For degenerate eigenvalues, the projector sums over the eigenspace, and collapse leaves the state as a superposition within that subspace.

Homework#

1. Pauli measurement projectors. For \(\hat{X}\), write the two projectors \(\hat{P}_{+}\) and \(\hat{P}_{-}\) as explicit \(2 \times 2\) matrices. Verify idempotence (\(\hat{P}^2 = \hat{P}\)) for each and show they sum to the identity.

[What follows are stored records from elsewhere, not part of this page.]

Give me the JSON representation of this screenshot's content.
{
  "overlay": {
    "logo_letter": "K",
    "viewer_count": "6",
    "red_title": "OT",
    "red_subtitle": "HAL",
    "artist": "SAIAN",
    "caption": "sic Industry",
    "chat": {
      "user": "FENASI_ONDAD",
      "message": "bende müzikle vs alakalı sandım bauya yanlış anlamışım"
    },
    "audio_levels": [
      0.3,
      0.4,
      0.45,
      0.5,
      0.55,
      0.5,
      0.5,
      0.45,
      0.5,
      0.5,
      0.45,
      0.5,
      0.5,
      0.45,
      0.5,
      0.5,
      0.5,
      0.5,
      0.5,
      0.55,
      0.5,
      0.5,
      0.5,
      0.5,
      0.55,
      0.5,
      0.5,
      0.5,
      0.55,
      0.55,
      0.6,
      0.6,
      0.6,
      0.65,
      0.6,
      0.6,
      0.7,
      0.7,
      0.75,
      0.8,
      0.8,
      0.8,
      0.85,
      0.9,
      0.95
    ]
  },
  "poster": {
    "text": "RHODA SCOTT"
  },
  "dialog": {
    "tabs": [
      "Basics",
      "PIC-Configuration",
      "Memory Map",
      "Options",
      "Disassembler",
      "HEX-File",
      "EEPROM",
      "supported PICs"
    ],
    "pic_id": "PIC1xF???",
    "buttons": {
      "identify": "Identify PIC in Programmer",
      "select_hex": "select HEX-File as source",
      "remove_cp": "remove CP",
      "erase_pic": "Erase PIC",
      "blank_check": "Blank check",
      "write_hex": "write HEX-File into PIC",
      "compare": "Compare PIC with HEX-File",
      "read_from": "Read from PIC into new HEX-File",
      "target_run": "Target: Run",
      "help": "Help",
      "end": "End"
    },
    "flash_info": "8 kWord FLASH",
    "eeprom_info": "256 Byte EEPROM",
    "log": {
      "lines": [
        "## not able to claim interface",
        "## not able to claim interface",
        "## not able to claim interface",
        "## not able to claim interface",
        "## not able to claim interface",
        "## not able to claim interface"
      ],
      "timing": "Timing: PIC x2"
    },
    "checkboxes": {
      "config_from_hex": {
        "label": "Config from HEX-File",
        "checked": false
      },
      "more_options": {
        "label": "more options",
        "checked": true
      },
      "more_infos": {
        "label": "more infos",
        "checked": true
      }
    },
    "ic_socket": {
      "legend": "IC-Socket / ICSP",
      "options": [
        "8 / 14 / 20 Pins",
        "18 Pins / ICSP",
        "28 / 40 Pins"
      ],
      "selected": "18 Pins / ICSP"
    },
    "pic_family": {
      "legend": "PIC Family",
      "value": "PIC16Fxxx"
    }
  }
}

2. Measurement probability via projectors. A qubit is prepared in the state \(\vert\psi\rangle = \frac{3\vert 0\rangle + 4\vert 1\rangle}{5}\). Calculate the probabilities of measuring \(+1\) and \(-1\) when measuring \(\hat{Z}\), and write the post-measurement states for each outcome.

3. Universal Pauli projector pattern. Verify the universal pattern for Pauli projectors: \(\hat{P}_{O=m} = \frac{\hat{I} + m\hat{O}}{2}\) for \(m = \pm 1\). (Hint: Use the fact that \(\hat{O}^2 = \hat{I}\) for any Pauli matrix.)

4. Two-qubit measurement. Consider measuring \(\hat{Z}\) on a two-qubit state \(\vert\Psi\rangle = \frac{1}{\sqrt{2}}(\vert 00\rangle + \vert 01\rangle)\). The first qubit’s \(\hat{Z}\) has a degenerate \(+1\) eigenspace.

(a) Write down the projector onto the \(+1\) eigenspace.

(b) Compute the measurement probability of outcome \(+1\).

(s) for outcome \(+1\). Is it a superposition or a single eigenstate?

5. Y operator projectors. For \(\hat{Y}\), write down both projectors explicitly (as \(2 \times 2\) matrices) using the pattern \(\hat{P}_{\pm} = (\hat{I} \pm \hat{Y})/2\). Verify idempotence and completeness.

6. Collapse as projection. A qubit is prepared in \(\vert\psi\rangle = \frac{1}{\sqrt{3}}\vert 0\rangle + \sqrt{\frac{2}{3}}\vert 1\rangle\). You measure \(\hat{Z}\) and obtain \(+1\).

(a) Write down the post-measurement state using the projection rule \(\vert\psi'\rangle = \hat{P}_{+1}\vert\psi\rangle / \|\hat{P}_{+1}\vert\psi\rangle\|\). Verify it is normalized.

(b) You now measure \(\hat{X}\) on the post-measurement state. What are the probabilities of obtaining \(+1\) and \(-1\)?

(c) Suppose instead you had measured \(\hat{X}\) first (without measuring \(\hat{Z}\)). Are the \(\hat{X}\) outcome probabilities the same as in (b)? Explain why measurement of \(\hat{Z}\) changes subsequent \(\hat{X}\) statistics — this is the physical content of “collapse.”

7. Completeness of projectors. Show that the completeness relation \(\sum_m \hat{P}_{O=m} = \hat{I}\) follows directly from the orthonormality of eigenstates. (Generalize from the case of non-degenerate spectrum.)

8. Expectation via spectral decomposition. Use the spectral decomposition \(\hat{O} = \sum_m m \, \hat{P}_{O=m}\) to show that for an eigenstate \(\vert O=m'\rangle\), measuring \(\hat{O}\) returns outcome \(m'\) with probability 1 and the state remains unchanged.